I just finished reading The Malaise of Modernity by Charles Taylor. The book resulted from the Massey Lectures, “The Malaise of Modernity,” which were broadcasted on CBC Radio in 1991.
First, Taylor begins by enumerating the three malaises including: individualism, instrumental reason, and the institutions and structures of industrial-technological society. Individualism is problematic because, “people are no longer sacrificed to the demands of supposedly sacred orders that transcend them” and this contributes to a “loss of meaning.” Instrumental reason is used to refer to “the kind of rationality we draw on when we calculate the most economical application of means to a given end” and this means that efficiency is the measurement of success over virtue, for example. Industrial-technological society, Taylor argues, paves the way for “individuals to give a weight to instrumental reason that in serious moral deliberation we would never do” and this he says “is about a loss of freedom.”

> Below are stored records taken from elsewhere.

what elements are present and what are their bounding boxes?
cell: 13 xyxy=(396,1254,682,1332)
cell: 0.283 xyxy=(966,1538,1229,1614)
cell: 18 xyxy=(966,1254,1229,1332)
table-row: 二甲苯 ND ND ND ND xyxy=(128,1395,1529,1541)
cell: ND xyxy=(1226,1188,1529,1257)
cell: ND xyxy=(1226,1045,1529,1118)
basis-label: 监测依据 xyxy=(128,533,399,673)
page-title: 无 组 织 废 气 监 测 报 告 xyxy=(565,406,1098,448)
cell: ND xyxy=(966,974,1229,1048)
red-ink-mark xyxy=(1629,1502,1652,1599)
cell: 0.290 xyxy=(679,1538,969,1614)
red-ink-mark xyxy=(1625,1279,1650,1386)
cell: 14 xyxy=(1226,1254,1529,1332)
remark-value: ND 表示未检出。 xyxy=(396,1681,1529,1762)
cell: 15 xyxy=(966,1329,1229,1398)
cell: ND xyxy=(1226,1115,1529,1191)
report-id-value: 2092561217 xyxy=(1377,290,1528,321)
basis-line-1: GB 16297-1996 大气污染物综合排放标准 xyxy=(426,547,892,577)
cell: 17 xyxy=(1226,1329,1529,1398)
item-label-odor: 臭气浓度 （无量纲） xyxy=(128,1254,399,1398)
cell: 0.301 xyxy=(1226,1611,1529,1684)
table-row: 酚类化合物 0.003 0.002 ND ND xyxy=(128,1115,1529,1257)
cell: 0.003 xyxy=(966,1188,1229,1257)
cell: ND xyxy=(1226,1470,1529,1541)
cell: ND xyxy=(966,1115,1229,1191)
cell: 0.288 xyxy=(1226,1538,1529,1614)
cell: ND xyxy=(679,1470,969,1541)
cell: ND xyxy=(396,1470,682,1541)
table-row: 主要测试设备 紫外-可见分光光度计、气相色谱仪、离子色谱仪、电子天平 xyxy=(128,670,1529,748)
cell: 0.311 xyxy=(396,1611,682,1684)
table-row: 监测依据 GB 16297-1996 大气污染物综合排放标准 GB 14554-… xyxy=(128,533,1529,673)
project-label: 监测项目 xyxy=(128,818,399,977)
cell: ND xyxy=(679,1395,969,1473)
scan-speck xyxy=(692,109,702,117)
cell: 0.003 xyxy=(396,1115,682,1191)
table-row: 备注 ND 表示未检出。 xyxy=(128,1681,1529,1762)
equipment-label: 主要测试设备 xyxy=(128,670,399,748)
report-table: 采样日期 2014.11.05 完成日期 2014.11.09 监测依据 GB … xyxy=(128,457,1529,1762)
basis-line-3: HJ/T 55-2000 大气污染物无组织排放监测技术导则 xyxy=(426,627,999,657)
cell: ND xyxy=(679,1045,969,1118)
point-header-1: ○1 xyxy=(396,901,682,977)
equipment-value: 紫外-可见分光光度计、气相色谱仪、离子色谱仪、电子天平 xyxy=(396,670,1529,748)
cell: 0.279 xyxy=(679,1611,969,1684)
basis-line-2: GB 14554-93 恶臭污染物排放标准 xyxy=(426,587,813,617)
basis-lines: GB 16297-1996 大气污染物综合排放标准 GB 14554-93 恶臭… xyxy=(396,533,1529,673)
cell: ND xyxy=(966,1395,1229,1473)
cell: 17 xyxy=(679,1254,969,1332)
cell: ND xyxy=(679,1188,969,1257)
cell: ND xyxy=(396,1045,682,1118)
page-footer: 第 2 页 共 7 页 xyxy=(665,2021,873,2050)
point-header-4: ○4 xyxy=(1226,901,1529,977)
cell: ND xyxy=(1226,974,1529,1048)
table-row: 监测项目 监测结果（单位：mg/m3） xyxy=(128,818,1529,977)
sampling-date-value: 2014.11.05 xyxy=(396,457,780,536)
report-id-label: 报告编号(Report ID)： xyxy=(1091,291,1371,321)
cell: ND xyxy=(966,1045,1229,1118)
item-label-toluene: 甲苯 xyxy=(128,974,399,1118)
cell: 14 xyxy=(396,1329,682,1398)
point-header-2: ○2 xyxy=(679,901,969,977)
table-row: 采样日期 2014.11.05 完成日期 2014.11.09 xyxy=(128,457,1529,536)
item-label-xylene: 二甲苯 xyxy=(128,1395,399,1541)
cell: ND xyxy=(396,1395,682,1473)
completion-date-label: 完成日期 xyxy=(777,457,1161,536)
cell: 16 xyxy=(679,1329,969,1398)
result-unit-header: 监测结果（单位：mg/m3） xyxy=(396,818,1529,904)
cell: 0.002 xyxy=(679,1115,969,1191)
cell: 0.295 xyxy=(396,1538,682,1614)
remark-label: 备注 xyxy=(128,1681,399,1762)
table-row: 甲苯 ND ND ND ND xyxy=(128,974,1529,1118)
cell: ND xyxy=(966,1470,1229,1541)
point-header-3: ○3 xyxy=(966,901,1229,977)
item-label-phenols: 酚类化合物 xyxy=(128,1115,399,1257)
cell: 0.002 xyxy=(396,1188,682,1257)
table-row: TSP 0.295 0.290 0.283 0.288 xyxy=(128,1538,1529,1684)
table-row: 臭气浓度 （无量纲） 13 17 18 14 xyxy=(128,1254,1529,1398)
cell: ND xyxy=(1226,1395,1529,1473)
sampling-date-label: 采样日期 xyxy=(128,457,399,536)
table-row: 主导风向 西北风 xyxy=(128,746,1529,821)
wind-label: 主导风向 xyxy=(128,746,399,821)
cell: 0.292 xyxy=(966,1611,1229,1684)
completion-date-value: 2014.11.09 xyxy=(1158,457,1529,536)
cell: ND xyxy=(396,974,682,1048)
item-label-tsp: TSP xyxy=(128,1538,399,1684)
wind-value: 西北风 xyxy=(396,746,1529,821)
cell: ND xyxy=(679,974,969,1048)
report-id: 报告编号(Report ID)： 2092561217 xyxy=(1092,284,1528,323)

Taylor aims to strike a balance in his assessment of modernity between the extreme positions of “the boosters and the knockers.” He thinks that “a systematic cultural pessimism is as misguided as a global cultural optimism.”

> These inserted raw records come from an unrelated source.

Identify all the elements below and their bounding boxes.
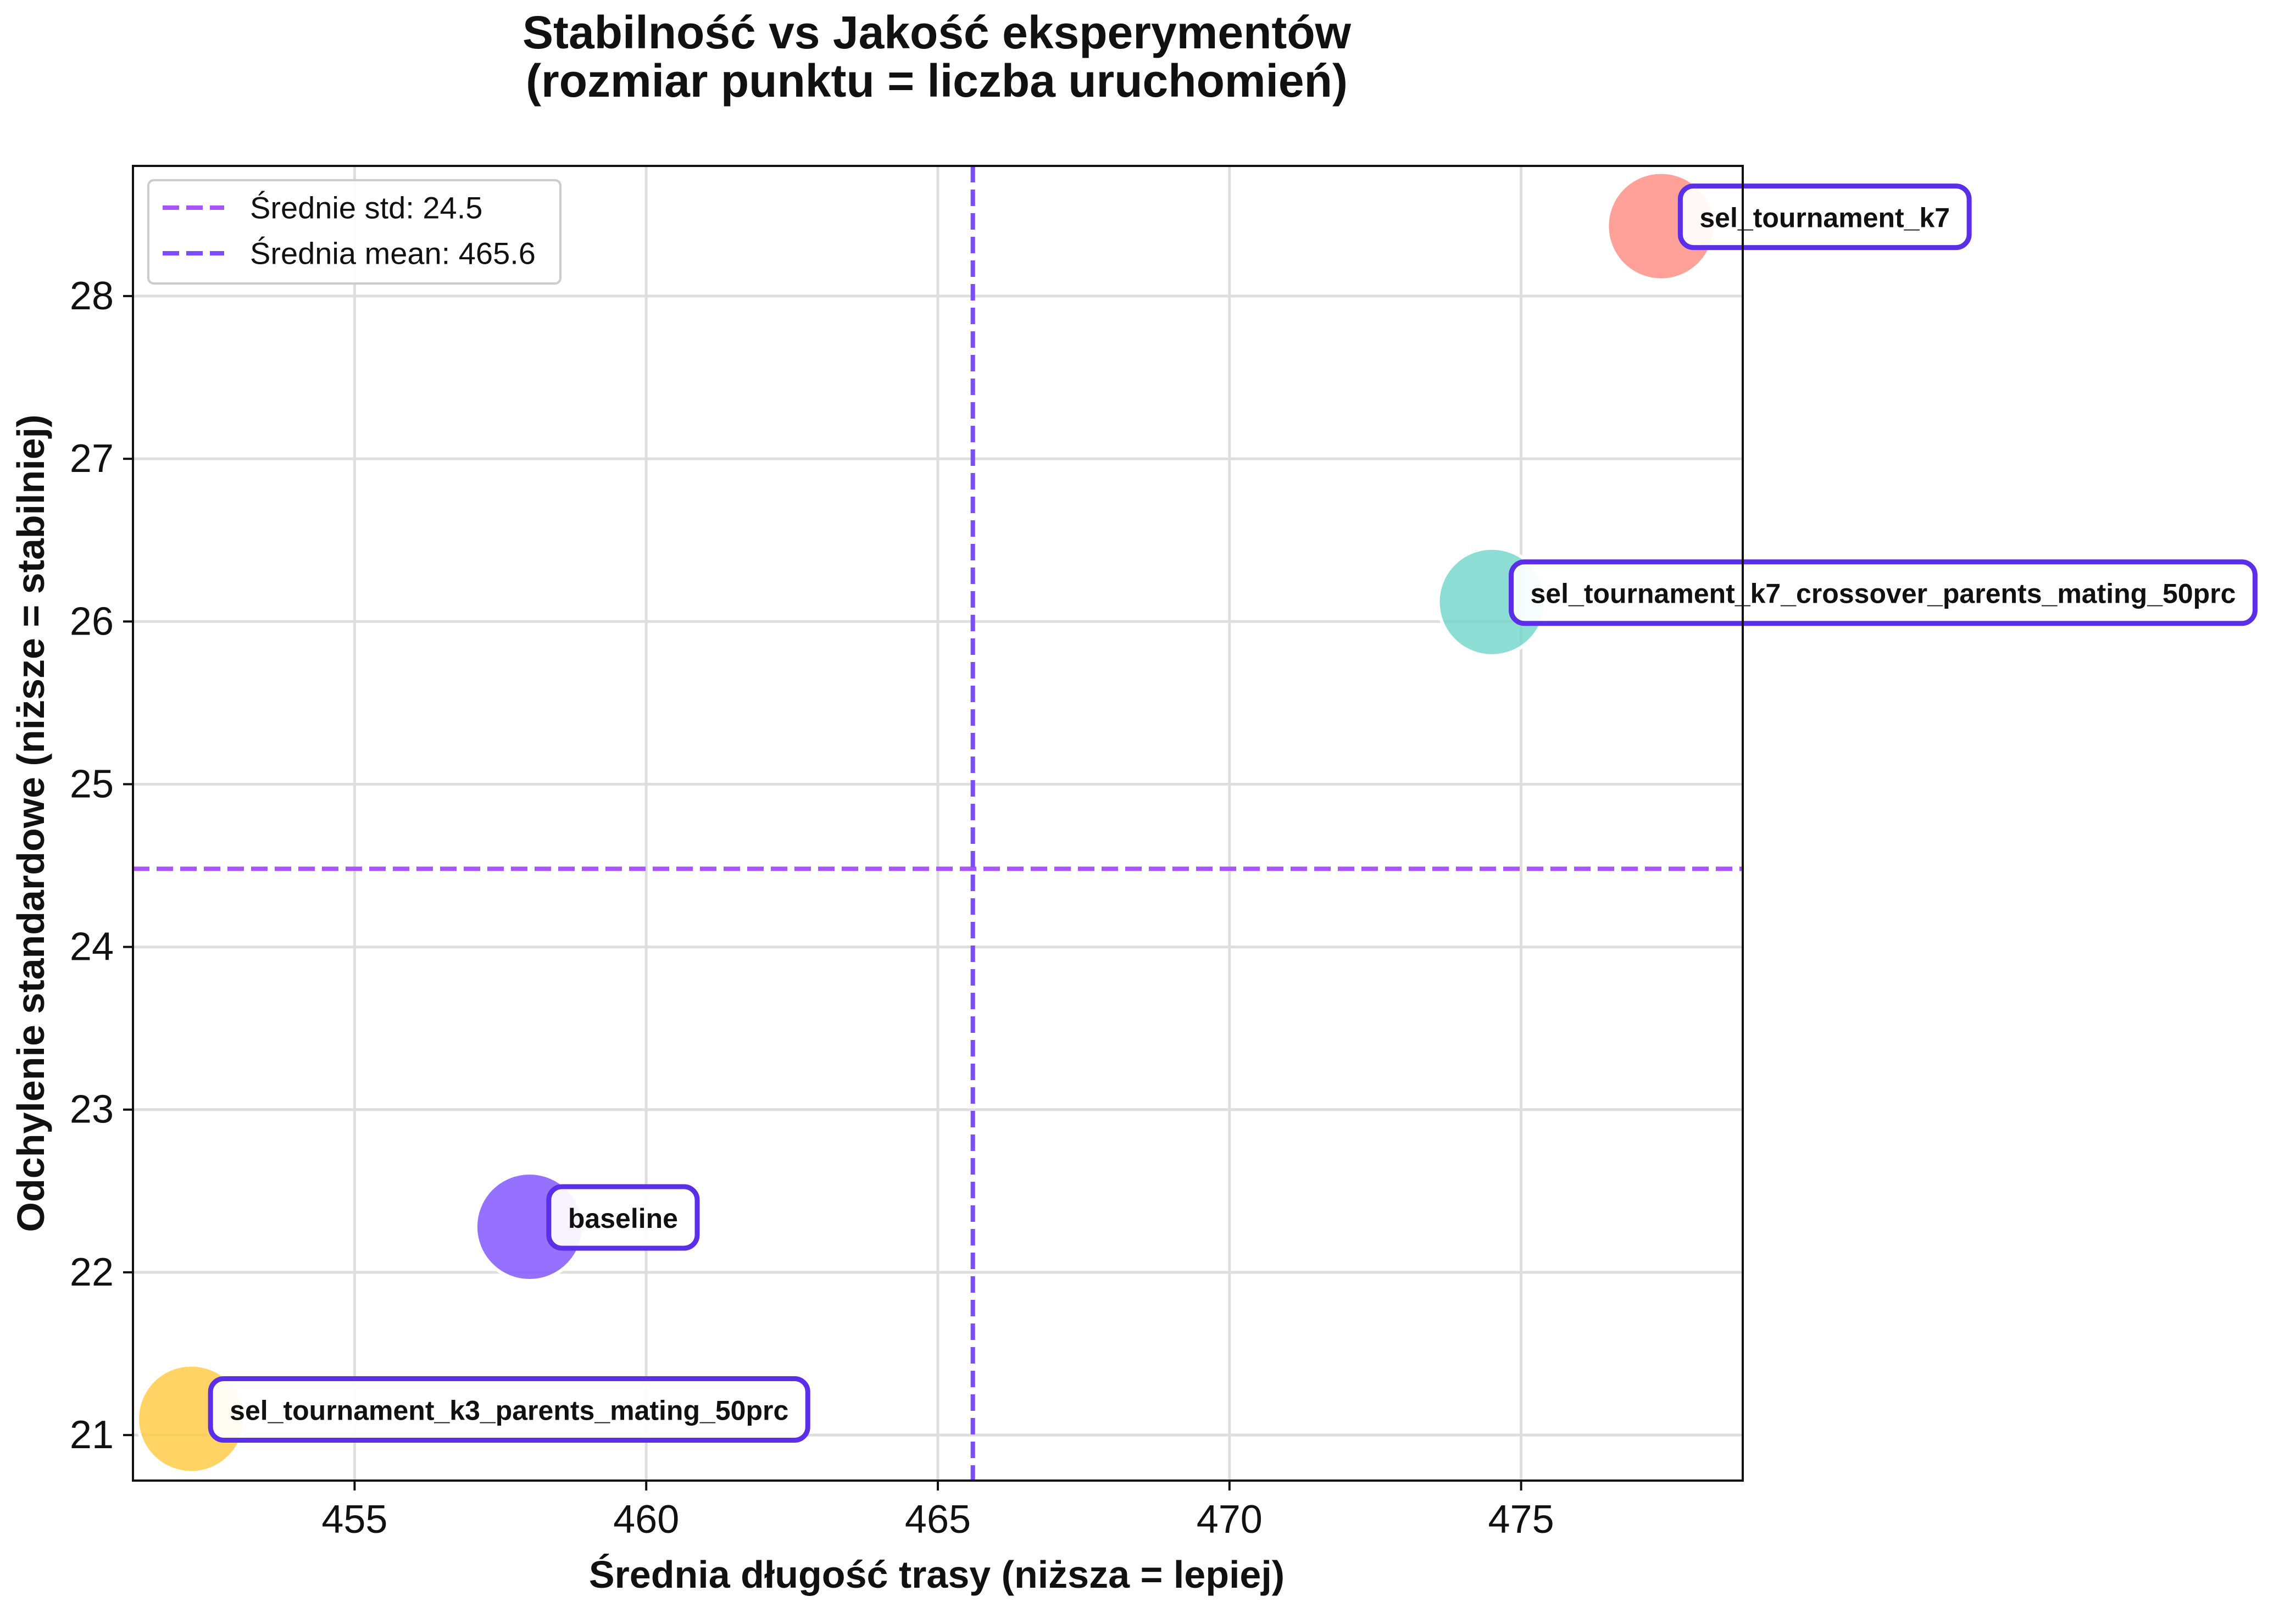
point-label-text: sel_tournament_k3_parents_mating_50prc — [230, 1395, 788, 1426]
y-tick-label: 24 — [70, 925, 114, 969]
y-tick-label: 28 — [70, 274, 114, 318]
point-label-box — [546, 1184, 700, 1251]
y-tick-label: 21 — [70, 1413, 114, 1457]
x-tick-label: 455 — [321, 1498, 387, 1542]
point-label-box — [1677, 183, 1972, 251]
x-axis-label: Średnia długość trasy (niższa = lepiej) — [589, 1553, 1285, 1596]
x-tick-label: 475 — [1488, 1498, 1554, 1542]
point-label-text: baseline — [568, 1203, 678, 1234]
point-label: baseline — [546, 1184, 700, 1251]
point-label: sel_tournament_k7 — [1677, 183, 1972, 251]
y-tick-label: 27 — [70, 437, 114, 481]
y-tick-label: 22 — [70, 1250, 114, 1294]
legend: Średnie std: 24.5 Średnia mean: 465.6 — [147, 179, 562, 285]
point-label-box — [1509, 559, 2258, 626]
point-label-box — [208, 1376, 810, 1443]
point-label: sel_tournament_k3_parents_mating_50prc — [208, 1376, 810, 1443]
x-tick-label: 470 — [1197, 1498, 1263, 1542]
y-tick-label: 23 — [70, 1088, 114, 1132]
x-tick-label: 465 — [905, 1498, 971, 1542]
point-label: sel_tournament_k7_crossover_parents_mati… — [1509, 559, 2258, 626]
reference-lines — [133, 166, 1743, 1481]
legend-box — [147, 179, 562, 285]
grid — [133, 166, 1743, 1481]
legend-label: Średnie std: 24.5 — [250, 191, 482, 225]
chart-title-line: Stabilność vs Jakość eksperymentów — [522, 7, 1352, 58]
point-label-text: sel_tournament_k7_crossover_parents_mati… — [1531, 579, 2236, 609]
point-label-text: sel_tournament_k7 — [1699, 203, 1950, 233]
y-tick-label: 26 — [70, 599, 114, 643]
chart-title-line: (rozmiar punktu = liczba uruchomień) — [526, 55, 1348, 107]
y-axis-label: Odchylenie standardowe (niższe = stabiln… — [9, 415, 52, 1232]
point-labels: sel_tournament_k7 sel_tournament_k7_cross… — [208, 183, 2258, 1443]
y-tick-label: 25 — [70, 762, 114, 806]
x-tick-label: 460 — [613, 1498, 679, 1542]
points — [136, 170, 1717, 1475]
legend-label: Średnia mean: 465.6 — [250, 236, 536, 271]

And so, he begins to describe authenticity. This is a word I will likely avoid using in the future given how ambiguous and confusing I have found it to be in Taylor’s thought.
Essentially, Taylor wants to resist extreme contempt for modernity because there is a “powerful moral ideal at work” in modern culture. This moral ideal (often distorted by the three malaises of modernity) has to do with a kind of self-fulfilment centred on “being true to oneself, in a specifically modern understanding of that term.” This he calls authenticity and he says it “should be taken as a serious moral ideal.”
Here are some quotations on authenticity to demonstrate why I am confused:
The ethic of authenticity is something relatively new and peculiar to modern culture.
Being true to myself means being true to my own originality, and that is something only I can articulate and discover. In articulating it, I am also defining myself. I am realizing a potentiality that is properly my own. This is the background understanding to the modern ideal of authenticity, and to the goals of self-fulfilment or self-realization in which it is usually couched. This is the background that gives moral force to the culture of authenticity, including its most degraded, absurd, or trivialized forms. It is what gives sense to the idea of ‘doing your own thin’ or ‘finding your own fulfilment.’
Can one say anything in reason to people who are immersed in the contemporary culture of authenticity? Can you talk in reason to people who are deeply into soft relativism, or who seem to accept no allegiance higher than their own development – say, those who seem ready to throw away love, children, democratic solidarity, for the sake of some career advancement?
Authenticity is not the ememy of demands that emanate from beyond the self; it supposes such demands.
Authenticity is a facet of modern individualism.
Authenticity involves originality, it demands a revolt against convention.
Authenticity involves creation and construction as well as discovery, originality and frequently opposition to the rules of society and even potentially to what we recognize as morality. But it is also true, as we saw, that it requires openness to horizons of significance (for otherwise the creation loses the background that can save it from insignificance) and a self-definition in dialogue.
The struggle ought not to be over authenticity, for or against it, but about it, defining its proper meaning.
This is pretty confusing stuff. Authenticity is a word that Taylor uses to describe the tension between bad individualism (atomization) and good individualism (“responsibilization”).
Interspersing numerous pleas to environmentalism, communitarianism, and anti-abortion efforts, his policy prescriptions are generally fairly big leaps from his analytic and socialistic system of thought.
There are many interesting references throughout this book to such wide-ranging thinkers as Tocqueville, Bloom, Arendt, Rawls, MacIntyre, Hutcheson, Rousseau, Hegel, Montesquieu, Foucault, Bacon, Wordsworth, and Rilke.
Ultimately though, I was not very impressed by this book. Perhaps I should try another one. In the meantime, for good reading on modernity, individualism, democracy and so on, it makes sense to return to reading Democracy in America and The Quest for Community from which I have still only read excerpts.